Percy Lavon Julian - Private Sector Work: Glidden

Private Sector Work: Glidden

After being denied a professorship at DePauw in 1936 for racial reasons, Julian applied for a job at the Institute of Paper Chemistry (IPC) in Wisconsin. However, the Wisconsin city of Appleton where the institute was located, was a sundown town, forbidding African Americans from staying overnight. DuPauw had offered a job to fellow chemist Josef Pikl, but declined to hire Julian, who had superlative qualifications as an organic chemist, apologizing that they were "unaware he was an African American".

Julian wrote to the Glidden Company, a supplier of soybean oil products, in part because his wife was suffering infertility, to request a 5-gallon sample of the oil to use as his starting point for the synthesis of human steroidal sex hormones. After receiving the request, W.J. O'Brien, a vice-president at Glidden made a telephone call to Julian, offering him the position of director of research at Glidden's Soya Products Division in Chicago. He was very likely offered the job by O'Brien because he was fluent in German and Glidden had just purchased a modern continuous countercurrent solvent extraction plant from Germany for the extraction of vegetable oil from soybeans for paints and other uses.

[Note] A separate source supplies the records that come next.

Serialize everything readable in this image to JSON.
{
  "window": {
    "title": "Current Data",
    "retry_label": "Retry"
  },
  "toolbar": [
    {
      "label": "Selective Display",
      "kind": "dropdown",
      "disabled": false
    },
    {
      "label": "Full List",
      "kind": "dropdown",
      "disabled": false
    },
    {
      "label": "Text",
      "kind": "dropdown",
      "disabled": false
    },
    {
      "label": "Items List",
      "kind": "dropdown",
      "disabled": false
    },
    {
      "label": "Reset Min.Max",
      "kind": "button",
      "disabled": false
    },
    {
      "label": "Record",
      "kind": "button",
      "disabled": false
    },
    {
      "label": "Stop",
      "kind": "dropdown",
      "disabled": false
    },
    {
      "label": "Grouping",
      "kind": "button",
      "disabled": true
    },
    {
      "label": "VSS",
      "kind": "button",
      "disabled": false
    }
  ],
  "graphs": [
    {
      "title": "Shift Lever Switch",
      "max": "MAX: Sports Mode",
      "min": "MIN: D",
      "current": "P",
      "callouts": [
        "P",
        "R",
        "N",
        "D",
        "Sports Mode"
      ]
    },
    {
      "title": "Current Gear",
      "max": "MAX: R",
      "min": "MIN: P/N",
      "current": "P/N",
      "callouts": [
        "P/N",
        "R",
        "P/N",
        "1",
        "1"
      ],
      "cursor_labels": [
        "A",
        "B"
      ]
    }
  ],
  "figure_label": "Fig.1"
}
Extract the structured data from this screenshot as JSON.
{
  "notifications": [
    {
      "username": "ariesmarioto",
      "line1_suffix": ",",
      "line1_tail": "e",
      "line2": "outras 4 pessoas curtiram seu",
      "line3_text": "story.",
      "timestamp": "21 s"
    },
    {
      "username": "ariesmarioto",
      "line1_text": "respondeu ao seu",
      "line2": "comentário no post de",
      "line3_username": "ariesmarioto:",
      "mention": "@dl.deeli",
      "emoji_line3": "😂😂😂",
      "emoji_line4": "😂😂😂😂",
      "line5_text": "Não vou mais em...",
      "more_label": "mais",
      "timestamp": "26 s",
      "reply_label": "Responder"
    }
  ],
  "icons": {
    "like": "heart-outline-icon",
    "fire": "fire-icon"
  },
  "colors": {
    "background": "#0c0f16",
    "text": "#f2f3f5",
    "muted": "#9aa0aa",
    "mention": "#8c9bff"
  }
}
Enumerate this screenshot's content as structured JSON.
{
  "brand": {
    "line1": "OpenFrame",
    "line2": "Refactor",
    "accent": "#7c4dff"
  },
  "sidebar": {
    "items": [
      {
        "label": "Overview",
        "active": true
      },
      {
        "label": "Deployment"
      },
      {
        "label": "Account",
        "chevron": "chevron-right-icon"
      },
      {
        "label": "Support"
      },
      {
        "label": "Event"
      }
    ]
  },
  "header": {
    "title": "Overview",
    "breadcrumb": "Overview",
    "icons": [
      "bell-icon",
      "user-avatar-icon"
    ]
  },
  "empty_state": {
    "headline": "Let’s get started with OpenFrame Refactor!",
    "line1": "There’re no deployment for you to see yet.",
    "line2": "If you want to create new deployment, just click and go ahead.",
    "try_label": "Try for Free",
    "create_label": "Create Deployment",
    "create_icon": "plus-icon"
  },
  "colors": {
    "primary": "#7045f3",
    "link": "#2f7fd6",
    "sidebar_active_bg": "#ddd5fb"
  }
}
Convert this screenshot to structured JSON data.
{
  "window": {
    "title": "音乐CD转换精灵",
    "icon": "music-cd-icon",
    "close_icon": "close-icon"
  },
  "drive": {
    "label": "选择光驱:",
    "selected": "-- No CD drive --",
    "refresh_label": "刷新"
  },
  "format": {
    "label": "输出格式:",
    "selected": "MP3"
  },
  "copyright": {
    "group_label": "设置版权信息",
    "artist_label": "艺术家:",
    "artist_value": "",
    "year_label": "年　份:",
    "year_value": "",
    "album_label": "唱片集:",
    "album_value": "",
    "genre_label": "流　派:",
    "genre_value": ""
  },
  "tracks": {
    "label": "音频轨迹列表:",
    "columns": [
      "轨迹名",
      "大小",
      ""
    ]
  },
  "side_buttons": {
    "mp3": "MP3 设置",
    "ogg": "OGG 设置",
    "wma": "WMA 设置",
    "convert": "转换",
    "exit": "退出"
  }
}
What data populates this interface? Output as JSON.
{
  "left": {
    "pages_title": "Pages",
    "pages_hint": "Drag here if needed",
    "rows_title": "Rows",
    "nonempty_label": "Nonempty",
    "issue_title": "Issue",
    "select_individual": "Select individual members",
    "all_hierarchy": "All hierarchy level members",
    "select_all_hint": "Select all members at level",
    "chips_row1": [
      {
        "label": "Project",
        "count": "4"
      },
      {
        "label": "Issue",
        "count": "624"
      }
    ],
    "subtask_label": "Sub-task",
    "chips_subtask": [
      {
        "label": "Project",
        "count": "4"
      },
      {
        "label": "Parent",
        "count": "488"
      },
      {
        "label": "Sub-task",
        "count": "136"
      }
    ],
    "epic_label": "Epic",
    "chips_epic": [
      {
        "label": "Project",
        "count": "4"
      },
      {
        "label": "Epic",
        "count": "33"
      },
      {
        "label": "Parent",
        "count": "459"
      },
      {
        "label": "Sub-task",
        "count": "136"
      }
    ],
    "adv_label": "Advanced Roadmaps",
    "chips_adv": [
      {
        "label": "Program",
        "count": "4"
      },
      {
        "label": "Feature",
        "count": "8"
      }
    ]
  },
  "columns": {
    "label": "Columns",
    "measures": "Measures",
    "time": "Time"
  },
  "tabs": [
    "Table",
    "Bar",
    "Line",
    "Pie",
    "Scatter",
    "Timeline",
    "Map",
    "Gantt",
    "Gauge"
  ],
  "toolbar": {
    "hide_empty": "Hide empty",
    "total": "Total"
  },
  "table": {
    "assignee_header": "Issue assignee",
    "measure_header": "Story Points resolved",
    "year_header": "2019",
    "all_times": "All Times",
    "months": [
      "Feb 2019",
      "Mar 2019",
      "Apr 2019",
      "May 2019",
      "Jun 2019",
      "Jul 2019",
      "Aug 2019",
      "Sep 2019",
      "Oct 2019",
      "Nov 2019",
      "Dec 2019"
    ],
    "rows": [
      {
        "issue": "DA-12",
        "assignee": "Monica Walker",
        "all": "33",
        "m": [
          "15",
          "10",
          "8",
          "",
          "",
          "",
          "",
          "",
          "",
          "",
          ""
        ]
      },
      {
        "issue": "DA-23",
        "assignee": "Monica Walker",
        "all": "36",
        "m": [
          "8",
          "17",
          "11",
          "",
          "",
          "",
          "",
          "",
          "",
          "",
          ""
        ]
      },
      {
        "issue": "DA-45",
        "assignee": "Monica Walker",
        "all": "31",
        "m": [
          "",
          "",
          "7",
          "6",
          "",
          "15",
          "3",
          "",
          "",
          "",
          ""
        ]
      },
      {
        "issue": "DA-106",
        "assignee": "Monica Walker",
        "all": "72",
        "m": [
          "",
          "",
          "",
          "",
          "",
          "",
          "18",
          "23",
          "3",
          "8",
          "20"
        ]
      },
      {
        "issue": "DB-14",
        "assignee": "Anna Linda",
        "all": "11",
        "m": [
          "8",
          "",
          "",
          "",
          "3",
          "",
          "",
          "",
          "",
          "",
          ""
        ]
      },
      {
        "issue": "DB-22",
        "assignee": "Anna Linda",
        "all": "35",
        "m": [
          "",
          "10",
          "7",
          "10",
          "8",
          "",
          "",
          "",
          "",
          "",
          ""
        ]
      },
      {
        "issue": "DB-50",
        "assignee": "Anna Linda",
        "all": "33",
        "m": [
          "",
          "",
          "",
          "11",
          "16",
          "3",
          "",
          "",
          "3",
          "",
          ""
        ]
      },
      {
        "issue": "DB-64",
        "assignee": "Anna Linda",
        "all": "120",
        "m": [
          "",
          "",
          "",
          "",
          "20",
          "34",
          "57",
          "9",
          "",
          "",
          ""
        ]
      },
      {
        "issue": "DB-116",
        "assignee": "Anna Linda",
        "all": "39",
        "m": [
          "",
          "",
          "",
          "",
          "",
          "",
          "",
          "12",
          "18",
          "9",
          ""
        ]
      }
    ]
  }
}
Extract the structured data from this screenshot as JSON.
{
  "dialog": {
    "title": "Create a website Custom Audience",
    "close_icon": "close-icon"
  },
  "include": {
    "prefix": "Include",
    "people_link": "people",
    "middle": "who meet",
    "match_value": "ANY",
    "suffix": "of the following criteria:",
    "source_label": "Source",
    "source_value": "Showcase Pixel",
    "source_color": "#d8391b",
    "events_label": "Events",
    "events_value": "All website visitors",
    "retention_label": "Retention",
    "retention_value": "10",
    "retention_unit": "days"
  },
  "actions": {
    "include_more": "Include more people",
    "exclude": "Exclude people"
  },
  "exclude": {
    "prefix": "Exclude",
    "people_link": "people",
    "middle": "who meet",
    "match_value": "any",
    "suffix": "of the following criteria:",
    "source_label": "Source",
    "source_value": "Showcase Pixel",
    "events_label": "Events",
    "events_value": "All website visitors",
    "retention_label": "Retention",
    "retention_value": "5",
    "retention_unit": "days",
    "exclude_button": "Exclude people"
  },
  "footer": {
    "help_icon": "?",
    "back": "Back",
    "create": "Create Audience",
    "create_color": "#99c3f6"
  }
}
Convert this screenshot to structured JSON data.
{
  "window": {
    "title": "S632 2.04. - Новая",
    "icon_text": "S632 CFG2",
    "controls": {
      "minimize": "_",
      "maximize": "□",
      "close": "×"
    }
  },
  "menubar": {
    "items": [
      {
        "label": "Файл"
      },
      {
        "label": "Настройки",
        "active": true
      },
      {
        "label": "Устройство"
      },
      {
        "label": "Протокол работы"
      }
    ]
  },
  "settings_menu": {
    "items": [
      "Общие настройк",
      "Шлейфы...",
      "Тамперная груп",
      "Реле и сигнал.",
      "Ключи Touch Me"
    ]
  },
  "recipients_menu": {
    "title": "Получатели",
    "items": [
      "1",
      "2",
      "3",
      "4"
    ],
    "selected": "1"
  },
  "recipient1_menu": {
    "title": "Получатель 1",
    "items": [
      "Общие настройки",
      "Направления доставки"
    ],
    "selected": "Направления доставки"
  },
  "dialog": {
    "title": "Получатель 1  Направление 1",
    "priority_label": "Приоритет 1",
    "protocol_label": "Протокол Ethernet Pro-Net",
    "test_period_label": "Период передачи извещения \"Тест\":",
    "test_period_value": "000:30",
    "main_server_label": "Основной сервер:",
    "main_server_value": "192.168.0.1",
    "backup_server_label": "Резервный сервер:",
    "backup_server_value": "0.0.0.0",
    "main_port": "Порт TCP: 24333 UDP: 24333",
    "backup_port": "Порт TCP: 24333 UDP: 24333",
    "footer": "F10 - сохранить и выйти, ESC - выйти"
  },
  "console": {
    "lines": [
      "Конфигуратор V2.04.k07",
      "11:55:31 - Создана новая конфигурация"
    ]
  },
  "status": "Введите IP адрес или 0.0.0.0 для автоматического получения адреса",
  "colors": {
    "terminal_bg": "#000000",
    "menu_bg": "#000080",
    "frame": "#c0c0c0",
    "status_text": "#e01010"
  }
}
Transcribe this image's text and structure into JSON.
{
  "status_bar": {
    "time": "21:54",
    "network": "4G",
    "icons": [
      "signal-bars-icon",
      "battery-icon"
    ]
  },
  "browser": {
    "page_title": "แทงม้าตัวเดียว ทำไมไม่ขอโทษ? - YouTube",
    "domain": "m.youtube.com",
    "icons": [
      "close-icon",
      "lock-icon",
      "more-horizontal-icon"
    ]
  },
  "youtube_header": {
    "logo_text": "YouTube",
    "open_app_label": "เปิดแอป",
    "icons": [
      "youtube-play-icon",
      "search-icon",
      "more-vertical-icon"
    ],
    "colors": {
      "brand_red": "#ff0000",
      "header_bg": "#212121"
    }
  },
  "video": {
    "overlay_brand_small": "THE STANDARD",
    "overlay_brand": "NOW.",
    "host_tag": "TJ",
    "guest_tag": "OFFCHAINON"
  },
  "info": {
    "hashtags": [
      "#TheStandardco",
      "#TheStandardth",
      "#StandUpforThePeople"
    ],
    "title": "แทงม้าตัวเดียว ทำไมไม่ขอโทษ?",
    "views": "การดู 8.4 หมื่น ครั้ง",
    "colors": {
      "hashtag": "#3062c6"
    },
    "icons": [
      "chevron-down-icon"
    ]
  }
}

Julian supervised the assembly of the plant at Glidden when he arrived in 1936. He then designed and supervised construction of the world's first plant for the production of industrial-grade, isolated soy protein from oil-free soybean meal. Isolated soy protein could replace the more expensive milk casein in industrial applications such as coating and sizing of paper, glue for making Douglas fir plywood, and in the manufacture of water-based paints.

At the start of World War II Glidden sent a sample of Julian's isolated soy protein to National Foam System Inc. (today a unit of Kidde Fire Fighting) of Philadelphia, PA which used it to develop Aero-Foam Aer-O-Foam the US Navy's beloved fire-fighting "bean soup"; and while not exactly the brainchild of Percy Lavon Julian it was the meticulous care given to the preparation of the soy protein that made the fire fighting foam possible. When a hydrolyzate of isolated soy protein was fed into a water stream, the mixture was converted into a foam by means of an aerating nozzle. The soy protein foam was used to smother oil and gasoline fires aboard ships and was particularly useful on aircraft carriers. It saved the lives of thousands of sailors. Citing this, in 1947 the NAACP awarded him the Spingarn Medal, its highest honor.